Una nota congiunta, siglata da un ampio fronte di consiglieri dell’opposizione – un cartello di voci dissenzienti composte da Antezza, Bennardi, Cifarelli, Colucci, Cotugno, Lapolla, Perniola, Rizzi, Rubino, Santochirico, Suriano, Tarasco e Violetto – denuncia apertamente un tentativo di immobilismo deliberato, un’ostruzione sistematica che mira a paralizzare il dibattito pubblico e a soffocare le istanze della minoranza.

L’episodio, legato all’impossibilità di eleggere il Presidente del Consiglio con le maggioranze in campo, non si configura come una semplice difficoltà procedurale.

Al contrario, la decisione di rinviare la seduta al 10 novembre, con conseguente blocco dell’agenda consiliare, appare come una strategia preordinata a impedire la discussione di temi cruciali per la città, in particolare quelli relativi alla promozione di Matera come Capitale Mediterranea della Cultura e del Dialogo, una visione condivisa e promossa dalla minoranza.
Il regolamento consiliare, nella sua formulazione, richiede una maggioranza qualificata per l’elezione del Presidente, una condizione che implica la partecipazione attiva e costruttiva di tutti i consiglieri, al di là delle affiliazioni politiche.

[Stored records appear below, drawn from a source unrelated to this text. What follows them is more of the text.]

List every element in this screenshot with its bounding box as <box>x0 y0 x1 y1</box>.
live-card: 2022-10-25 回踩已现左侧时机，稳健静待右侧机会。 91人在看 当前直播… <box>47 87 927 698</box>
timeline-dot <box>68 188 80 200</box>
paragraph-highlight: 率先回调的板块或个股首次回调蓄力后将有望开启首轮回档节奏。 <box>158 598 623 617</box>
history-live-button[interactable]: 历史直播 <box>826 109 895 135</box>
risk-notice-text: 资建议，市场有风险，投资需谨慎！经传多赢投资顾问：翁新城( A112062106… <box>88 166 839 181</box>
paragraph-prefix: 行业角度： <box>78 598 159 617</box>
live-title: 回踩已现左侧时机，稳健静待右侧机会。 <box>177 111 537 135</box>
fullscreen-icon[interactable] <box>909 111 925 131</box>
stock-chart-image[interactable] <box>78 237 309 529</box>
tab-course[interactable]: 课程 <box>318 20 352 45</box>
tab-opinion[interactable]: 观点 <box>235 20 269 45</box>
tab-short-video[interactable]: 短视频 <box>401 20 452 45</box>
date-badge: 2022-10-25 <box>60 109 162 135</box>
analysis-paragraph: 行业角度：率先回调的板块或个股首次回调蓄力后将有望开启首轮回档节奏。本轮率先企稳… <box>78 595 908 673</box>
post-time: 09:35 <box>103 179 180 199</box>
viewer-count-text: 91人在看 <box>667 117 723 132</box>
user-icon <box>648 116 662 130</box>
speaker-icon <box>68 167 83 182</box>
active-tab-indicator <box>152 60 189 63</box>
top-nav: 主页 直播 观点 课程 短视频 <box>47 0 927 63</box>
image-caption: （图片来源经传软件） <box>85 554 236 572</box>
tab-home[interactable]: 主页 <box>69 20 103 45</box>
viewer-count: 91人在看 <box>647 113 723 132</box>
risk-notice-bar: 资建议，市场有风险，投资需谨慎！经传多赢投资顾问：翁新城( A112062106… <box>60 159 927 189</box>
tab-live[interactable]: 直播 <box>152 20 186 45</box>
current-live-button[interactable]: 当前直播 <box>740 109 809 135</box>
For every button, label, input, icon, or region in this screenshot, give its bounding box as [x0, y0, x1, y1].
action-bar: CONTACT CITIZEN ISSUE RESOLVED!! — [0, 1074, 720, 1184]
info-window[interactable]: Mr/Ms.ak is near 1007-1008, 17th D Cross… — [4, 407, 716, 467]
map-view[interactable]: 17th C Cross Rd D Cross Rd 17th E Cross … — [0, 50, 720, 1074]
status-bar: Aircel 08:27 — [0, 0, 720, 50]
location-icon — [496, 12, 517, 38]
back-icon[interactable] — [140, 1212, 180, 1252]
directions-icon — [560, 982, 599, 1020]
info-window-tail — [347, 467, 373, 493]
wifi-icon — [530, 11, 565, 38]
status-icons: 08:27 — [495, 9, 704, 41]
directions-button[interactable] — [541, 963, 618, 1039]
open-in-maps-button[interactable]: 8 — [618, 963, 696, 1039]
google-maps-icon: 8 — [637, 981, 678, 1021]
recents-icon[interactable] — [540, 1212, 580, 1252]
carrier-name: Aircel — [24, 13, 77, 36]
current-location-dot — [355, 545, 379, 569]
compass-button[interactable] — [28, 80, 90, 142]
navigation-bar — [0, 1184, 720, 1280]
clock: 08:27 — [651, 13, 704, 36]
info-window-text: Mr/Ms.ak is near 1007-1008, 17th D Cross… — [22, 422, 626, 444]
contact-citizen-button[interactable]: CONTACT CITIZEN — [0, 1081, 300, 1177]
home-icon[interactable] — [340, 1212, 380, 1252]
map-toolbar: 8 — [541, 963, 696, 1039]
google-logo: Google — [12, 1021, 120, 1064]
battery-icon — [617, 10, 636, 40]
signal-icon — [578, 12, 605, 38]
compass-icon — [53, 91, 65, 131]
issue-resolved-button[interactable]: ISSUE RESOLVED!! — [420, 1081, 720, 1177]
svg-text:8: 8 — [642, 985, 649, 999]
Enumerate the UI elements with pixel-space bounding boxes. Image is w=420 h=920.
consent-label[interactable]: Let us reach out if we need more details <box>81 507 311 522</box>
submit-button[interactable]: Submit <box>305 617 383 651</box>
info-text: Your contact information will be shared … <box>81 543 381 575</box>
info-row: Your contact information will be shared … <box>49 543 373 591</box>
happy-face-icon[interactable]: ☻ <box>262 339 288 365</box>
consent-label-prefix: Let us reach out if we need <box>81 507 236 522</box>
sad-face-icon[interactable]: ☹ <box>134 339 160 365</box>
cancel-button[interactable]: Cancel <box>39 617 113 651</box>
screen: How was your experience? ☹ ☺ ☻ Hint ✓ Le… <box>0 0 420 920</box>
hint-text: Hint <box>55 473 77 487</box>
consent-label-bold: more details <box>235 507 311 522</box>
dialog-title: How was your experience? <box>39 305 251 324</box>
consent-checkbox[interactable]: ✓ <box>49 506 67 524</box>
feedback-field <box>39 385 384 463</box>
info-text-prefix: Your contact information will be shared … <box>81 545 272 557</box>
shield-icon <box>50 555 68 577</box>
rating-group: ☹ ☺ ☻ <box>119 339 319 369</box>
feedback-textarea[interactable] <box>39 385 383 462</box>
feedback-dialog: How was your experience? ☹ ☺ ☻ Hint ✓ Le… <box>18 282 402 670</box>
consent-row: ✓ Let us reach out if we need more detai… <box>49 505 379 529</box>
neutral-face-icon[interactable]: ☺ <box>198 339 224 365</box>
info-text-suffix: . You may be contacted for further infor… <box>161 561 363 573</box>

La richiesta delle opposizioni era chiara: un processo decisionale trasparente, libero da imposizioni e prevaricazioni, un’opportunità per ciascun rappresentante di esprimere il proprio contributo.

La denuncia dell’opposizione non si limita ad un mero atto di protesta.

Si tratta di un monito, una denuncia di un divario sempre più ampio tra le promesse di dialogo e la realtà delle azioni intraprese dal centrodestra.
Le parole, spesso vuote di significato, si scontrano con un comportamento che mira a perpetuare un sistema di potere chiuso, impermeabile alle istanze della collettività.

La minoranza consiliare si impegna a vigilare sulle prerogative democratiche del Consiglio, a difendere i diritti dei cittadini e a portare avanti proposte concrete per il bene comune.
Il blocco dei lavori non intimorirà l’opposizione, che continuerà a esercitare il proprio ruolo di controllo e di proposta, rifiutando di assistere passivamente alla paralisi dell’attività politica amministrativa.
La battaglia per una città più inclusiva, trasparente e partecipata è appena cominciata.

L’impegno è di contrastare ogni forma di immobilismo e di promuovere un futuro di crescita condivisa, basato sul dialogo, la collaborazione e il rispetto delle istanze di tutti.